Porém, o cineasta aborda esse projeto de mundo com todos os recursos disponíveis da atual tecnologia, com os mais modernos avanços da computação. Hoje, Deus está nos chips e em placas criadas na Califórnia. Sai o Grande Relojoeiro e entra o Grande Programador.
Essa evolução tão bem retratada na tela (a história) e fora dela (os recursos que Scorsese utiliza) nos conduzem para a grande questão do filme: qual é o nosso propósito?
Em determinado momento, Hugo e Chloë Grace Moretz travam um esclarecedor e impactante diálogo (que acontece dentro da engrenagem, no topo do relógio mais visível). Eles discutem justamente qual é o propósito de cada um. E essa camada tão filosófica e questionadora permeia todo o entretenimento do filme, com suas homenagens, citações e complexas construções visuais.
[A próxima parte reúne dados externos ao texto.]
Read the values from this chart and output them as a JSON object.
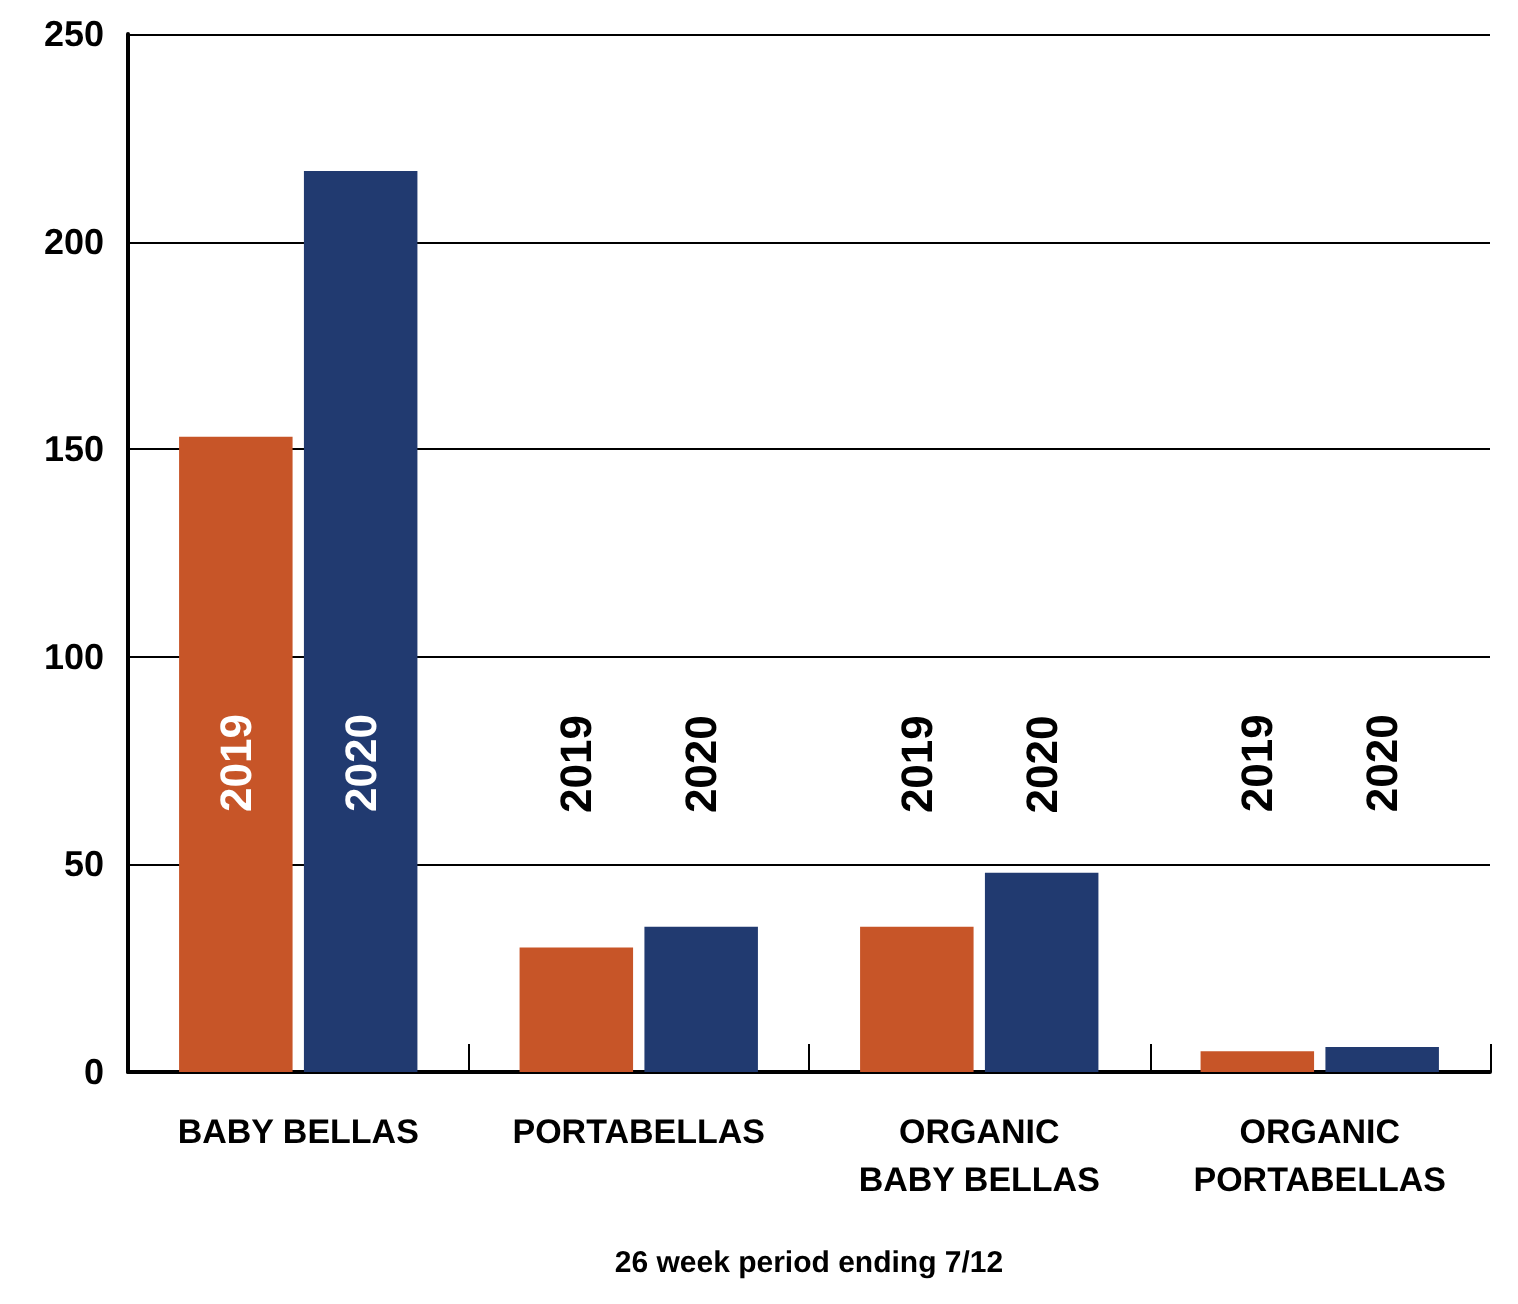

Estão lá o prazer do cinema, as referências e momentos de tensão e humor (principalmente graças a brilhante escalação de Sacha Baron como o inspetor da estação). Mas, também, existe a dura busca pelo tal propósito. E talvez seja por isso que estamos aqui, parece afirmar Scorsese. Corremos contra o tempo para encontrar essa resposta (que muitas vezes pode ser uma eterna pergunta).
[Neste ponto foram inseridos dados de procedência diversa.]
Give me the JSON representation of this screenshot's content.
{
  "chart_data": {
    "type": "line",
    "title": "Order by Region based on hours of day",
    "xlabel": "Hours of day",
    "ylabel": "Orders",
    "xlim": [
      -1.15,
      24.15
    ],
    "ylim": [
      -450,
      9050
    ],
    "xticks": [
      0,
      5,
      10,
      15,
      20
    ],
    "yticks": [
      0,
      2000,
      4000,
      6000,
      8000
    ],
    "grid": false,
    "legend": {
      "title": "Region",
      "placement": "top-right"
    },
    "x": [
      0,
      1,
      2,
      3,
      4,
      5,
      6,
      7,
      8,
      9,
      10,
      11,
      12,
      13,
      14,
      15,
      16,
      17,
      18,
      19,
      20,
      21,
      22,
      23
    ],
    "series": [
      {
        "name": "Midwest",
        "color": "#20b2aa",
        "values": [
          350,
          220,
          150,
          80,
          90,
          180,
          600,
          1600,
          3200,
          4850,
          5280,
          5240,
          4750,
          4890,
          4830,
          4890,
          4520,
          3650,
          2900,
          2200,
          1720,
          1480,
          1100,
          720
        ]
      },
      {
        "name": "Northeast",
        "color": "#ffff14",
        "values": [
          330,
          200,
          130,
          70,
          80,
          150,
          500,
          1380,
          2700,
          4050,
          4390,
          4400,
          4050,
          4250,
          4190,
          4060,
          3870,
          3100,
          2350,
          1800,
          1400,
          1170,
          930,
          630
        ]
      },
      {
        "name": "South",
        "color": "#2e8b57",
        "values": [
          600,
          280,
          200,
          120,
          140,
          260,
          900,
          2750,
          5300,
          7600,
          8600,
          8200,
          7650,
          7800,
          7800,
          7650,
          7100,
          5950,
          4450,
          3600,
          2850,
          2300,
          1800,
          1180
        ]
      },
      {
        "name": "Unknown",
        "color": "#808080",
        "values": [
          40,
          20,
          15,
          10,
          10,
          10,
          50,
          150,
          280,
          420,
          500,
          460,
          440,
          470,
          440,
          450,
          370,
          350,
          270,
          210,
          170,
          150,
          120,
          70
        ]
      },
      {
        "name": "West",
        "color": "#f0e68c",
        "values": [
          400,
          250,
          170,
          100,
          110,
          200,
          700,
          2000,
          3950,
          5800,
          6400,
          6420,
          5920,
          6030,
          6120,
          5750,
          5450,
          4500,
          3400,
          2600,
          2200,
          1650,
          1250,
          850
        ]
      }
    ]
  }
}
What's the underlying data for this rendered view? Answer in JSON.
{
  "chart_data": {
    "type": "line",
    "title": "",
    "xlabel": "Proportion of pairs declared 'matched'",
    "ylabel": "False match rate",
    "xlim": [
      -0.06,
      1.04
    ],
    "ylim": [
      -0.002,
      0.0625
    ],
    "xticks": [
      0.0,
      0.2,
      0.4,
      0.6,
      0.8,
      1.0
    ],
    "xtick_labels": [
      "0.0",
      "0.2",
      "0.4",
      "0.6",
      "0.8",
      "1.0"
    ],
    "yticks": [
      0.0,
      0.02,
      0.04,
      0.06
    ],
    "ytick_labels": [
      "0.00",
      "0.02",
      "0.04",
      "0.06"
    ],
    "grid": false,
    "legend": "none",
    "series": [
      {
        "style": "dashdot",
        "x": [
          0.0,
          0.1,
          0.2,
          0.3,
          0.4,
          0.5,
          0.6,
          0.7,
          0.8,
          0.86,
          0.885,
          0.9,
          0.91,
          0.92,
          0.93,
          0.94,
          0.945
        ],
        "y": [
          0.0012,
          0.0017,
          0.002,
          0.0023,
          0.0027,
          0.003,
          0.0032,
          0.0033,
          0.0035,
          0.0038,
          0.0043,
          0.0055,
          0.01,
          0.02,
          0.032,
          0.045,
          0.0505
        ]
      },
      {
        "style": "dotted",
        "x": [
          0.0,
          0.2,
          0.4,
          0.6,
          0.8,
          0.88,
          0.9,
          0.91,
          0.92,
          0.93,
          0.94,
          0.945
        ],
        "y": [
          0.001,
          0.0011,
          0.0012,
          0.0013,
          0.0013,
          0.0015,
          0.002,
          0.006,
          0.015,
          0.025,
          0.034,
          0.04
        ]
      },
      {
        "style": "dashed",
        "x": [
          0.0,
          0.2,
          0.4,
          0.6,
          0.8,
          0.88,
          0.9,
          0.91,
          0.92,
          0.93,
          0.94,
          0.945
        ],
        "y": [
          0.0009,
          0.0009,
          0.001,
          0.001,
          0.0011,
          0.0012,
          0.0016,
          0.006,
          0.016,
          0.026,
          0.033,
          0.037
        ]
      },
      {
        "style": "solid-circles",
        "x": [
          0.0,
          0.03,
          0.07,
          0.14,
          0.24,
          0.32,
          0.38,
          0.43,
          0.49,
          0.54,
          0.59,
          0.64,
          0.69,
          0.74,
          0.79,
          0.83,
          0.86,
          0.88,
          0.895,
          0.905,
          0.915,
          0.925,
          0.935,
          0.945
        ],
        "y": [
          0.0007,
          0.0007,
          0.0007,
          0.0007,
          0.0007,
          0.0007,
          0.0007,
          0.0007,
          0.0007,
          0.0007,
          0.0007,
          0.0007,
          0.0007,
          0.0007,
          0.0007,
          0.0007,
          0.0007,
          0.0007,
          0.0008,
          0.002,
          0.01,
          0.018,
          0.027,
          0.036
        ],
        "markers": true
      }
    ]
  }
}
Sem estragar o final, o propósito de todos se encontra na arte – Hugo é também uma gratificante homenagem aos livros, música e arquitetura –, no amor e na dádiva. E temos novamente o quase-padre Scorsese fazendo sua bonita pregação cristã – e encontrando os coroinhas perfeitos nas figuras de Brian Selznick (autor do livro) e John Logan (roteirista).
Como mencionou o crítico Paulo Santos Lima, este é um dos raros filmes de Scorsese nos últimos anos com um final feliz. Talvez porque o próprio diretor tenha encontrado o seu propósito: fazer cinema. Sem se importar com sucesso, reconhecimento, certezas, o homem só se realiza quando sabe o que deve fazer por aqui, seja participando – com senso de justiça – de uma engrenagem ou inventando uma delas.